Im Jahre 1902 erfolgte eine weitere Vergrößerung durch den Bau eines zweiten Hauses, in dem ein geräumiger Maschinensaal, ein neuer Setzersaal und noch weitere Geschäftsräume, eine Buchbinderei, ein Papierlager usw. eingerichtet wurden. Dazu kamen dann noch die neuen modernen Druckmaschinen.

Am 8. April 1904 schloß Paul Kühn nach 28 Jahren rastloser Tätigkeit als Verleger in Lüben für immer seine Augen.
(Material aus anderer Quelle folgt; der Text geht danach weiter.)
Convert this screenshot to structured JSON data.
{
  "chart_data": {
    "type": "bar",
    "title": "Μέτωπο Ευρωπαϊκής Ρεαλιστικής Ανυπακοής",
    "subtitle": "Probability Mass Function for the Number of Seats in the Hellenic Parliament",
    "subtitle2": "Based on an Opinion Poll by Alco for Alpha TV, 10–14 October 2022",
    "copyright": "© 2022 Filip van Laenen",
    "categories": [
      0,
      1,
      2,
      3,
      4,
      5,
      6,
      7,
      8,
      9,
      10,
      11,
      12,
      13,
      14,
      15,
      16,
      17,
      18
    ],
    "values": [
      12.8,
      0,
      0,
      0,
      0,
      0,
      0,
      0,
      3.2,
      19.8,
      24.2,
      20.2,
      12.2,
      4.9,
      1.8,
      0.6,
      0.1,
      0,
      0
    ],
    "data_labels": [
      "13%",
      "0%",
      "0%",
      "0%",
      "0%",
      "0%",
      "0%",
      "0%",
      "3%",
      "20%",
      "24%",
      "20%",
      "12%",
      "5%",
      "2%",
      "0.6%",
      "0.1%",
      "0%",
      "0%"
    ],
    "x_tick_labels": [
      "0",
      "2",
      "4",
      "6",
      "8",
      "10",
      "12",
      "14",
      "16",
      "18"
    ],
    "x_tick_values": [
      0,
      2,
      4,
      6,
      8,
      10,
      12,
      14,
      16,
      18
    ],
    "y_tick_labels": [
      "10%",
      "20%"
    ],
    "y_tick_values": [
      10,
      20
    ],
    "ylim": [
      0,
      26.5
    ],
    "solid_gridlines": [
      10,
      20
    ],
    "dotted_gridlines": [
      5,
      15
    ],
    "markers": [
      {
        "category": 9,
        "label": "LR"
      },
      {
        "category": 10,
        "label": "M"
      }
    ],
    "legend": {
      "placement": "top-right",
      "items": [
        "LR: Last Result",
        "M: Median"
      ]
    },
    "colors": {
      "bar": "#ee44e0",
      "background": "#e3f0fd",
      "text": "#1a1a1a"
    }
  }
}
Seine Gattin, eine Stieftochter des damaligen Brauereibesitzers Joppich, überlebte ihren Mann um 17 Jahre. Paul Kühn und Johanna geb. Joppich hatten am 22. Januar 1877 den Bund fürs Leben geschlossen. Am 22. Januar 1878 genau ein Jahr später wurde ihr Sohn Georg Kühn geboren. Johanna Kühn war ihrem Mann nicht nur eine gute Lebenskameradin, sondern auch eine tüchtige und fleißige Geschäftsfrau, die durch ihre Mitarbeit maßgebend zum Aufstieg der Firma Paul Kühn beigetragen hat.
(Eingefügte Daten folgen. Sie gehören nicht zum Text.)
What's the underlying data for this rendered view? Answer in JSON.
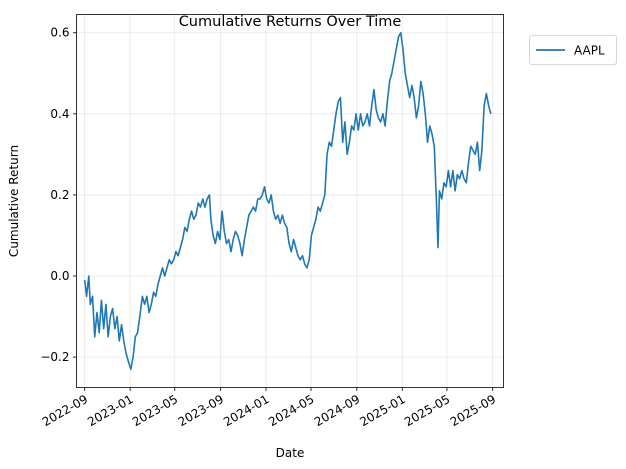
{
  "chart_data": {
    "type": "line",
    "title": "Cumulative Returns Over Time",
    "xlabel": "Date",
    "ylabel": "Cumulative Return",
    "x_range": [
      "2022-08-10",
      "2025-09-30"
    ],
    "ylim": [
      -0.275,
      0.645
    ],
    "grid": true,
    "legend_placement": "outside-top-right",
    "x_ticks": [
      "2022-09",
      "2023-01",
      "2023-05",
      "2023-09",
      "2024-01",
      "2024-05",
      "2024-09",
      "2025-01",
      "2025-05",
      "2025-09"
    ],
    "y_ticks": [
      -0.2,
      0.0,
      0.2,
      0.4,
      0.6
    ],
    "y_tick_labels": [
      "−0.2",
      "0.0",
      "0.2",
      "0.4",
      "0.6"
    ],
    "series": [
      {
        "name": "AAPL",
        "color": "#1f77b4",
        "points": [
          [
            "2022-09-01",
            -0.01
          ],
          [
            "2022-09-06",
            -0.05
          ],
          [
            "2022-09-12",
            0.0
          ],
          [
            "2022-09-16",
            -0.07
          ],
          [
            "2022-09-22",
            -0.05
          ],
          [
            "2022-09-28",
            -0.15
          ],
          [
            "2022-10-04",
            -0.09
          ],
          [
            "2022-10-10",
            -0.14
          ],
          [
            "2022-10-16",
            -0.06
          ],
          [
            "2022-10-22",
            -0.13
          ],
          [
            "2022-10-28",
            -0.07
          ],
          [
            "2022-11-03",
            -0.15
          ],
          [
            "2022-11-09",
            -0.1
          ],
          [
            "2022-11-15",
            -0.08
          ],
          [
            "2022-11-21",
            -0.13
          ],
          [
            "2022-11-27",
            -0.1
          ],
          [
            "2022-12-03",
            -0.16
          ],
          [
            "2022-12-09",
            -0.12
          ],
          [
            "2022-12-15",
            -0.16
          ],
          [
            "2022-12-21",
            -0.19
          ],
          [
            "2022-12-27",
            -0.21
          ],
          [
            "2023-01-03",
            -0.23
          ],
          [
            "2023-01-09",
            -0.2
          ],
          [
            "2023-01-15",
            -0.15
          ],
          [
            "2023-01-21",
            -0.14
          ],
          [
            "2023-01-27",
            -0.1
          ],
          [
            "2023-02-03",
            -0.05
          ],
          [
            "2023-02-09",
            -0.07
          ],
          [
            "2023-02-15",
            -0.05
          ],
          [
            "2023-02-21",
            -0.09
          ],
          [
            "2023-02-27",
            -0.07
          ],
          [
            "2023-03-05",
            -0.04
          ],
          [
            "2023-03-11",
            -0.05
          ],
          [
            "2023-03-17",
            -0.02
          ],
          [
            "2023-03-23",
            0.0
          ],
          [
            "2023-03-29",
            0.02
          ],
          [
            "2023-04-04",
            0.0
          ],
          [
            "2023-04-10",
            0.02
          ],
          [
            "2023-04-16",
            0.04
          ],
          [
            "2023-04-22",
            0.03
          ],
          [
            "2023-04-28",
            0.04
          ],
          [
            "2023-05-04",
            0.06
          ],
          [
            "2023-05-10",
            0.05
          ],
          [
            "2023-05-16",
            0.07
          ],
          [
            "2023-05-22",
            0.09
          ],
          [
            "2023-05-28",
            0.12
          ],
          [
            "2023-06-03",
            0.11
          ],
          [
            "2023-06-09",
            0.14
          ],
          [
            "2023-06-15",
            0.16
          ],
          [
            "2023-06-21",
            0.14
          ],
          [
            "2023-06-27",
            0.15
          ],
          [
            "2023-07-03",
            0.18
          ],
          [
            "2023-07-09",
            0.17
          ],
          [
            "2023-07-15",
            0.19
          ],
          [
            "2023-07-21",
            0.17
          ],
          [
            "2023-07-27",
            0.19
          ],
          [
            "2023-08-02",
            0.2
          ],
          [
            "2023-08-06",
            0.14
          ],
          [
            "2023-08-12",
            0.1
          ],
          [
            "2023-08-18",
            0.08
          ],
          [
            "2023-08-24",
            0.11
          ],
          [
            "2023-08-30",
            0.09
          ],
          [
            "2023-09-05",
            0.16
          ],
          [
            "2023-09-11",
            0.11
          ],
          [
            "2023-09-17",
            0.08
          ],
          [
            "2023-09-23",
            0.09
          ],
          [
            "2023-09-29",
            0.06
          ],
          [
            "2023-10-05",
            0.09
          ],
          [
            "2023-10-11",
            0.11
          ],
          [
            "2023-10-17",
            0.1
          ],
          [
            "2023-10-23",
            0.08
          ],
          [
            "2023-10-29",
            0.05
          ],
          [
            "2023-11-04",
            0.09
          ],
          [
            "2023-11-10",
            0.12
          ],
          [
            "2023-11-16",
            0.15
          ],
          [
            "2023-11-22",
            0.16
          ],
          [
            "2023-11-28",
            0.17
          ],
          [
            "2023-12-04",
            0.16
          ],
          [
            "2023-12-10",
            0.19
          ],
          [
            "2023-12-16",
            0.19
          ],
          [
            "2023-12-22",
            0.2
          ],
          [
            "2023-12-28",
            0.22
          ],
          [
            "2024-01-03",
            0.19
          ],
          [
            "2024-01-09",
            0.18
          ],
          [
            "2024-01-15",
            0.2
          ],
          [
            "2024-01-21",
            0.16
          ],
          [
            "2024-01-27",
            0.14
          ],
          [
            "2024-02-02",
            0.15
          ],
          [
            "2024-02-08",
            0.13
          ],
          [
            "2024-02-14",
            0.15
          ],
          [
            "2024-02-20",
            0.13
          ],
          [
            "2024-02-26",
            0.12
          ],
          [
            "2024-03-03",
            0.08
          ],
          [
            "2024-03-09",
            0.06
          ],
          [
            "2024-03-15",
            0.09
          ],
          [
            "2024-03-21",
            0.07
          ],
          [
            "2024-03-27",
            0.05
          ],
          [
            "2024-04-02",
            0.04
          ],
          [
            "2024-04-08",
            0.05
          ],
          [
            "2024-04-14",
            0.03
          ],
          [
            "2024-04-20",
            0.02
          ],
          [
            "2024-04-26",
            0.04
          ],
          [
            "2024-05-02",
            0.1
          ],
          [
            "2024-05-08",
            0.12
          ],
          [
            "2024-05-14",
            0.14
          ],
          [
            "2024-05-20",
            0.17
          ],
          [
            "2024-05-26",
            0.16
          ],
          [
            "2024-06-01",
            0.18
          ],
          [
            "2024-06-07",
            0.2
          ],
          [
            "2024-06-13",
            0.3
          ],
          [
            "2024-06-19",
            0.33
          ],
          [
            "2024-06-25",
            0.32
          ],
          [
            "2024-07-01",
            0.36
          ],
          [
            "2024-07-07",
            0.4
          ],
          [
            "2024-07-13",
            0.43
          ],
          [
            "2024-07-19",
            0.44
          ],
          [
            "2024-07-25",
            0.33
          ],
          [
            "2024-07-31",
            0.38
          ],
          [
            "2024-08-06",
            0.3
          ],
          [
            "2024-08-12",
            0.33
          ],
          [
            "2024-08-18",
            0.37
          ],
          [
            "2024-08-24",
            0.36
          ],
          [
            "2024-08-30",
            0.4
          ],
          [
            "2024-09-05",
            0.36
          ],
          [
            "2024-09-11",
            0.4
          ],
          [
            "2024-09-17",
            0.37
          ],
          [
            "2024-09-23",
            0.38
          ],
          [
            "2024-09-29",
            0.4
          ],
          [
            "2024-10-05",
            0.37
          ],
          [
            "2024-10-11",
            0.42
          ],
          [
            "2024-10-17",
            0.46
          ],
          [
            "2024-10-23",
            0.41
          ],
          [
            "2024-10-29",
            0.39
          ],
          [
            "2024-11-04",
            0.38
          ],
          [
            "2024-11-10",
            0.4
          ],
          [
            "2024-11-16",
            0.37
          ],
          [
            "2024-11-22",
            0.43
          ],
          [
            "2024-11-28",
            0.48
          ],
          [
            "2024-12-04",
            0.5
          ],
          [
            "2024-12-10",
            0.53
          ],
          [
            "2024-12-16",
            0.56
          ],
          [
            "2024-12-22",
            0.59
          ],
          [
            "2024-12-28",
            0.6
          ],
          [
            "2025-01-03",
            0.56
          ],
          [
            "2025-01-09",
            0.5
          ],
          [
            "2025-01-15",
            0.47
          ],
          [
            "2025-01-21",
            0.44
          ],
          [
            "2025-01-27",
            0.47
          ],
          [
            "2025-02-02",
            0.44
          ],
          [
            "2025-02-08",
            0.39
          ],
          [
            "2025-02-14",
            0.42
          ],
          [
            "2025-02-20",
            0.48
          ],
          [
            "2025-02-26",
            0.45
          ],
          [
            "2025-03-04",
            0.4
          ],
          [
            "2025-03-10",
            0.33
          ],
          [
            "2025-03-16",
            0.37
          ],
          [
            "2025-03-22",
            0.35
          ],
          [
            "2025-03-28",
            0.32
          ],
          [
            "2025-04-03",
            0.18
          ],
          [
            "2025-04-07",
            0.07
          ],
          [
            "2025-04-11",
            0.21
          ],
          [
            "2025-04-17",
            0.19
          ],
          [
            "2025-04-23",
            0.23
          ],
          [
            "2025-04-29",
            0.22
          ],
          [
            "2025-05-05",
            0.26
          ],
          [
            "2025-05-11",
            0.22
          ],
          [
            "2025-05-17",
            0.26
          ],
          [
            "2025-05-23",
            0.21
          ],
          [
            "2025-05-29",
            0.25
          ],
          [
            "2025-06-04",
            0.24
          ],
          [
            "2025-06-10",
            0.26
          ],
          [
            "2025-06-16",
            0.24
          ],
          [
            "2025-06-22",
            0.23
          ],
          [
            "2025-06-28",
            0.28
          ],
          [
            "2025-07-04",
            0.32
          ],
          [
            "2025-07-10",
            0.31
          ],
          [
            "2025-07-16",
            0.3
          ],
          [
            "2025-07-22",
            0.33
          ],
          [
            "2025-07-28",
            0.26
          ],
          [
            "2025-08-03",
            0.31
          ],
          [
            "2025-08-09",
            0.42
          ],
          [
            "2025-08-15",
            0.45
          ],
          [
            "2025-08-21",
            0.42
          ],
          [
            "2025-08-27",
            0.4
          ]
        ]
      }
    ]
  }
}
Werbematerial der Firma Kühn Lüben

Georg Kühn war der rechte Nachfolger seines Vaters. Unter seiner Leitung wurde Zeitung und Druckerei in immer größerem Umfange erweitert und um Vieles bereichert. Neben anderen modernen Maschinen, wie sie für einen mit der Zeit gehenden Betrieb nun einmal unumgänglich notwendig sind, schaffte Georg Kühn im Januar 1906 die erste "Linotype-Setzmaschine" an, die nun den Satz für das "Stadtblatt" herstellte. Bereits zwei Jahre später, im April 1908, kam eine zweite Setzmaschine hinzu und nun "klapperten" zwei eiserne Jünger Gutenbergs den immer umfangreicher werdenden Satz für das "Stadtblatt" sowie für die vielen anderen Massenauflagen zusammen. Mit der Gesundung des Buchdruckgewerbes nach dem (1. Welt-)Krieg konnte das "Stadtblatt" an die weitere Vergrößerung seines Formates denken, das im Februar 1925 auf das sogen. "Berliner Format" umgestellt wurde. Auch an diese neue Aufmachung gewöhnten sich die "Stadtblatt"-Leser sehr schnell. Immer größer wurden die an eine moderne Tageszeitung gestellten Anforderungen, denen das "Stadtblatt" durch eine ständig zunehmende Zahl von Beilagen Rechnung trug. Die stetig steigende Auflage des Blattes wurde zum gleichen Zeitpunkt nicht mehr durch die Post, sondern durch zwei eigene Kraftwagen bis in den entferntesten Winkel des Kreises befördert, so daß der hier wohnende "Stadtblatt"-Leser seine altgewohnte Zeitung zur gleichen Zeit ausgehändigt erhielt wie der in der Kreisstadt.

Georg Kühn starb nach längerer Krankheit am 26. Januar 1934. Seine Frau Helene Kühn und Sohn Hans-Dieter führten das Geschäft weiter. Am Freitag, dem 26. Januar 1945, dem 11. Todestag des letzten Besitzers, erschien die letzte Ausgabe des "Lübener Stadtblatt". Dann mußte auch Frau Kühn mit einem kleinen Handkoffer Haus und Werk der Familie verlassen. Bei den folgenden Kämpfen sollen Druckerei und Verlag völlig ausgebrannt sein. Es gibt jedoch Grund zu der Annahme, dass sich Exemplare der Zeitung heute in polnischen Archiven befinden.


Lübener Stadtblatt am 2.1.1943

Verlag und Schriftleitung gelobten "Führer befiehl, wir folgen dir!", ein Schwur, den man nach dem Verlust der Heimat gern vergessen hat!